District 1 is characterized by a lack of bike facilities, with numerous traffic sewers criss-crossing the city. The incumbent shot down street calming projects in his district, telling the city DOT that they weren’t needed in spite of a number of pedestrian and cyclist injuries and deaths in the district. District 1 is also home to San Jose’s early experiment with New Urban design, the Santana Row mixed use development, where people drive and park to experience something like a similitude of urban life. VTA’s second busiest bus line — the 23 and 323 on Stevens Creek Boulevard — travels on the district boundary.
Among District 1 residents, 82% drive to work (either alone or in a carpool). 7% use public transportation, 5% walk, and 0.3% ride a bike. Break for the obligatory bike photo featuring a boy and his dad on Saratoga Avenue right where it crosses I-280 just north of Moorpark.
Marsland and the several of the other candidates have a tough fight ahead of them. Another candidate, Paul Fong, has huge name recognition and a bevy of special interests backing him and his campaign. Charles “Chappie” Jones is politically connected and has a well financed campaign. Both seem to have basic suburban outlooks that equates wider streets with better mobility. District 1 is among the more conservative districts in San Jose; their incumbent, Pete Constant, is the only Republican on the current city council, and he easily won his last election with 62% of the vote against his two competitors.
One more interesting candidate is Bob Levy. He has long been active in civic involvement, serving on a number of boards, commissions and neighborhood associations. Levy chaired the planning commission in the past so presumably has some understanding of land use issues. People say he’s strong on environmental issues, but for him “Safe Streets” seems to mean smooth streets to enable faster traffic, along with a stronger police presence. Just too bad about those old folks who keep getting whacked as they play Frogger across eight lanes of Stevens Creek Boulevard so they can go shopping for groceries at Safeway.

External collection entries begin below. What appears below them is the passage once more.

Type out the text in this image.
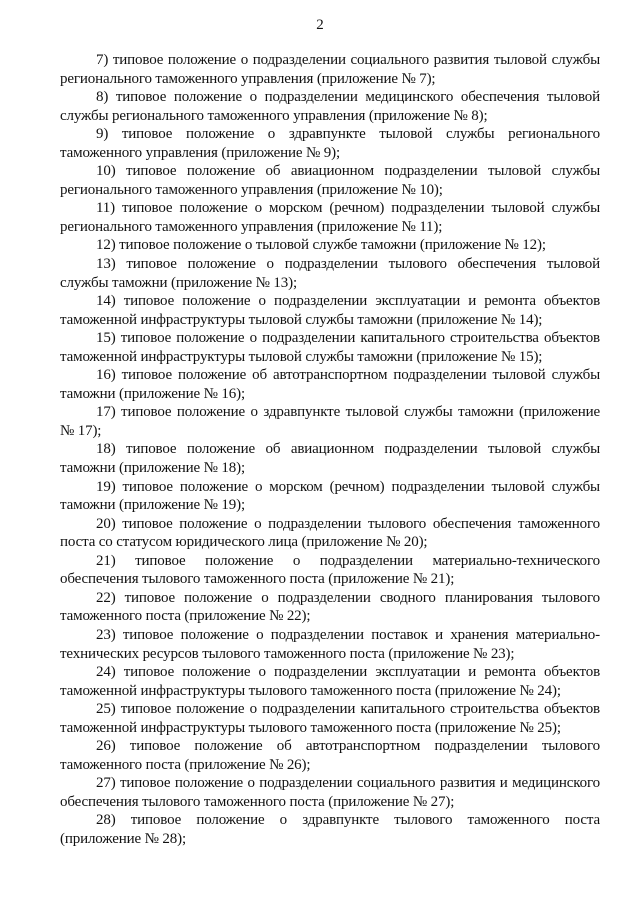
2

7) типовое положение о подразделении социального развития тыловой службы регионального таможенного управления (приложение № 7);

8) типовое положение о подразделении медицинского обеспечения тыловой службы регионального таможенного управления (приложение № 8);

9) типовое положение о здравпункте тыловой службы регионального таможенного управления (приложение № 9);

10) типовое положение об авиационном подразделении тыловой службы регионального таможенного управления (приложение № 10);

11) типовое положение о морском (речном) подразделении тыловой службы регионального таможенного управления (приложение № 11);

12) типовое положение о тыловой службе таможни (приложение № 12);

13) типовое положение о подразделении тылового обеспечения тыловой службы таможни (приложение № 13);

14) типовое положение о подразделении эксплуатации и ремонта объектов таможенной инфраструктуры тыловой службы таможни (приложение № 14);

15) типовое положение о подразделении капитального строительства объектов таможенной инфраструктуры тыловой службы таможни (приложение № 15);

16) типовое положение об автотранспортном подразделении тыловой службы таможни (приложение № 16);

17) типовое положение о здравпункте тыловой службы таможни (приложение № 17);

18) типовое положение об авиационном подразделении тыловой службы таможни (приложение № 18);

19) типовое положение о морском (речном) подразделении тыловой службы таможни (приложение № 19);

20) типовое положение о подразделении тылового обеспечения таможенного поста со статусом юридического лица (приложение № 20);

21) типовое положение о подразделении материально-технического обеспечения тылового таможенного поста (приложение № 21);

22) типовое положение о подразделении сводного планирования тылового таможенного поста (приложение № 22);

23) типовое положение о подразделении поставок и хранения материально-технических ресурсов тылового таможенного поста (приложение № 23);

24) типовое положение о подразделении эксплуатации и ремонта объектов таможенной инфраструктуры тылового таможенного поста (приложение № 24);

25) типовое положение о подразделении капитального строительства объектов таможенной инфраструктуры тылового таможенного поста (приложение № 25);

26) типовое положение об автотранспортном подразделении тылового таможенного поста (приложение № 26);

27) типовое положение о подразделении социального развития и медицинского обеспечения тылового таможенного поста (приложение № 27);

28) типовое положение о здравпункте тылового таможенного поста (приложение № 28);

Safe streets encompasses more than simply hiring more police officers. It means preventing crime before it happens and building a strong sense of community where neighbors look after one another. Safe streets means streets that are free of potholes and well maintained sidewalks. As a San Jose City Council member I will:
Increase the police force to 1200 sworn officers
Utilize non-sworn (and far less expensive) personnel when a sworn officer is not required
Promote prevention over intervention
Work with school districts, non-profits and businesses to provide after school recreation and tutoring programs
Promote Neighborhood watch and other neighborhood based programs
Use data analytics to place police in hot spots before a crime takes place
Support the Park Ranger program
Support the aggressive graffiti removal programs
Improve the safety of our streets and sidewalks by investing in their repair
Another break, this time for video from Bike Party June 2013, which began on Stevens Creek just west of Saratoga Avenue. I don’t believe any D1 candidate has participated in Bike Party (though I could be wrong).
Finally, candidate Tim Gildersleeve really intrigues me. He’s a long time resident, rents an apartment not far from the West Valley ghetto by the old El Titanic burrito place, drives a paratransit bus, and walks around with one of those Berean Bookstore t-shirts with a Scandinavian Jesus riding victorious on a white horse. Under his worldview, Gildersleeve writes:
I recognize there are some who will not agree with my worldview. I handle it as such:
- Build on those things that we have in common. Build on common values and common methodologies for solving problems.
- Seek to understand each other’s worldviews in a rational, logical, and agreeable manner.
- Where we can not resolve our differences, agree to disagree in a civil way. No need to treat one another in a cruel manner. Seek mediation if necessary.
- As a councilman, I am under obligation to implement the charter of San Jose, county law, state law, and constitutional law. However, like anyone, if on a personal basis I am asked to do something unethical or wrong I have the right to refuse the task.
There’s no way he’ll win, but his honesty and naivete are refreshing. I would totally vote for him if I lived in D1.